1import flow360 as fl
2from flow360.examples import TutorialBETDisk
3
4TutorialBETDisk.get_files()
5
6project = fl.Project.from_geometry(TutorialBETDisk.geometry, name="Tutorial BETDisk from Python")
7geometry = project.geometry
8
9# show face and edge groupings
10geometry.show_available_groupings(verbose_mode=True)
11geometry.group_faces_by_tag("faceName")

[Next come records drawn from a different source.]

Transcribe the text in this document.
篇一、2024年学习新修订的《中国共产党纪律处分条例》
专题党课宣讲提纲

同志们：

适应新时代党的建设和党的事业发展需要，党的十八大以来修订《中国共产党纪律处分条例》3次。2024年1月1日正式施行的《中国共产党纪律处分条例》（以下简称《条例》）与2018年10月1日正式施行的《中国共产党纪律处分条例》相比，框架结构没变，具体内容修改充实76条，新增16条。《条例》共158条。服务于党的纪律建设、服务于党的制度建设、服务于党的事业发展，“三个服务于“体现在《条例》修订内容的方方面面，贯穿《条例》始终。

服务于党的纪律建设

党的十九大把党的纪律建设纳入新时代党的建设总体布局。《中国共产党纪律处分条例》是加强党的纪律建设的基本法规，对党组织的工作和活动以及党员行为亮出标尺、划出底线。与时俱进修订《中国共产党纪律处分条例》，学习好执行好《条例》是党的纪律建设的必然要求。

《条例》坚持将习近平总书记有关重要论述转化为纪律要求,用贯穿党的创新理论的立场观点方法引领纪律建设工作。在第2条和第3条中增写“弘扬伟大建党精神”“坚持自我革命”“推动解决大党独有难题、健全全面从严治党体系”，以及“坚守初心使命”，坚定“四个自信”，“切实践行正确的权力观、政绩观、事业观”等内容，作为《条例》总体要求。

12geometry.group_edges_by_tag("edgeName")
13
14
15with fl.SI_unit_system:
16 cylinder1 = fl.Cylinder(
17 name="cylinder1",
18 axis=[1, 0, 0],
19 center=[-2.0, 5.0, 0],
20 outer_radius=4.0,
21 height=0.6,
22 )
23 cylinder2 = fl.Cylinder(
24 name="cylinder2",
25 axis=[1, 0, 0],
26 center=[0, 5, 0],
27 outer_radius=4.1,
28 height=5,
29 )
30 bet_cylinder = fl.Cylinder(
31 name="bet_cylinder",
32 axis=[-1, 0, 0],
33 center=[-2.0, 5.0, 0.0],
34 outer_radius=3.81,
35 height=0.4572,
36 )
37 farfield = fl.AutomatedFarfield()
38 params = fl.SimulationParams(
39 meshing=fl.MeshingParams(
40 defaults=fl.MeshingDefaults(
41 surface_edge_growth_rate=1.2,
42 surface_max_edge_length=0.5,
43 curvature_resolution_angle=30 * fl.u.deg,
44 boundary_layer_growth_rate=1.15,
45 boundary_layer_first_layer_thickness=1e-06,
46 ),
47 volume_zones=[farfield],
48 refinements=[
49 fl.AxisymmetricRefinement(
50 name="BET_Disk",
51 spacing_axial=0.02,
52 spacing_radial=0.03,
53 spacing_circumferential=0.06,
54 entities=cylinder1,
55 ),
56 fl.UniformRefinement(name="cylinder_refinement", spacing=0.1, entities=[cylinder2]),
57 fl.SurfaceRefinement(
58 name="tip",
59 max_edge_length=0.01,
60 faces=[
61 geometry["tip"],
62 ],
63 ),
64 fl.SurfaceEdgeRefinement(
65 name="aniso",
66 method=fl.HeightBasedRefinement(value=0.0003),
67 edges=[
68 geometry["wingTrailingEdge"],
69 geometry["wingLeadingEdge"],
70 ],
71 ),
72 fl.SurfaceEdgeRefinement(
73 name="projectAnisoSpacing",
74 method=fl.ProjectAnisoSpacing(),
75 edges=[
76 geometry["rootAirfoilEdge"],
77 geometry["tipAirfoilEdge"],
78 ],
79 ),
80 ],
81 ),
82 reference_geometry=fl.ReferenceGeometry(
83 moment_center=[0.375, 0, 0],
84 moment_length=[1.26666666, 1.26666666, 1.26666666],
85 area=12.5,
86 ),
87 operating_condition=fl.AerospaceCondition.from_mach(
88 mach=0.182,
89 alpha=5 * fl.u.deg,
90 reference_mach=0.54,
91 ),
92 time_stepping=fl.Steady(
93 max_steps=10000, CFL=fl.RampCFL(initial=1, final=100, ramp_steps=2000)
94 ),
95 outputs=[
96 fl.VolumeOutput(
97 output_fields=[
98 "primitiveVars",
99 "betMetrics",
100 "qcriterion",
101 ],
102 ),
103 fl.SurfaceOutput(
104 surfaces=geometry["*"],
105 output_fields=[
106 "primitiveVars",
107 "Cp",
108 "Cf",
109 "CfVec",
110 ],
111 ),
112 ],
113 models=[
114 fl.Wall(
115 surfaces=[
116 geometry["wing"],
117 geometry["tip"],
118 ],
119 ),
120 fl.Freestream(surfaces=farfield.farfield),
121 fl.SlipWall(surfaces=farfield.symmetry_planes),
122 fl.Fluid(
123 navier_stokes_solver=fl.NavierStokesSolver(
124 absolute_tolerance=1e-12,
125 ),
126 turbulence_model_solver=fl.SpalartAllmaras(
127 absolute_tolerance=1e-10,
128 update_jacobian_frequency=1,
129 equation_evaluation_frequency=1,
130 ),
131 ),
132 fl.BETDisk.from_xrotor(
133 file=fl.XROTORFile(file_path=TutorialBETDisk.extra["xrotor"]),
134 rotation_direction_rule="rightHand",
135 omega=460 * fl.u.rpm,
136 chord_ref=0.3556,
137 n_loading_nodes=20,
138 entities=bet_cylinder,
139 angle_unit=fl.u.deg,
140 length_unit=fl.u.m,
141 ),
142 ],
143 )
144
145
146project.run_case(params=params, name="Case of tutorial BETDisk from Python")
Notes#
BET disk parameters such as sectional polars and geometric definitions are loaded from an external xrotor file while others are user defined.
AxisymmetricRefinement
is utilized to control mesh resolution specifically within the cylindrical region encompassing the BET disk.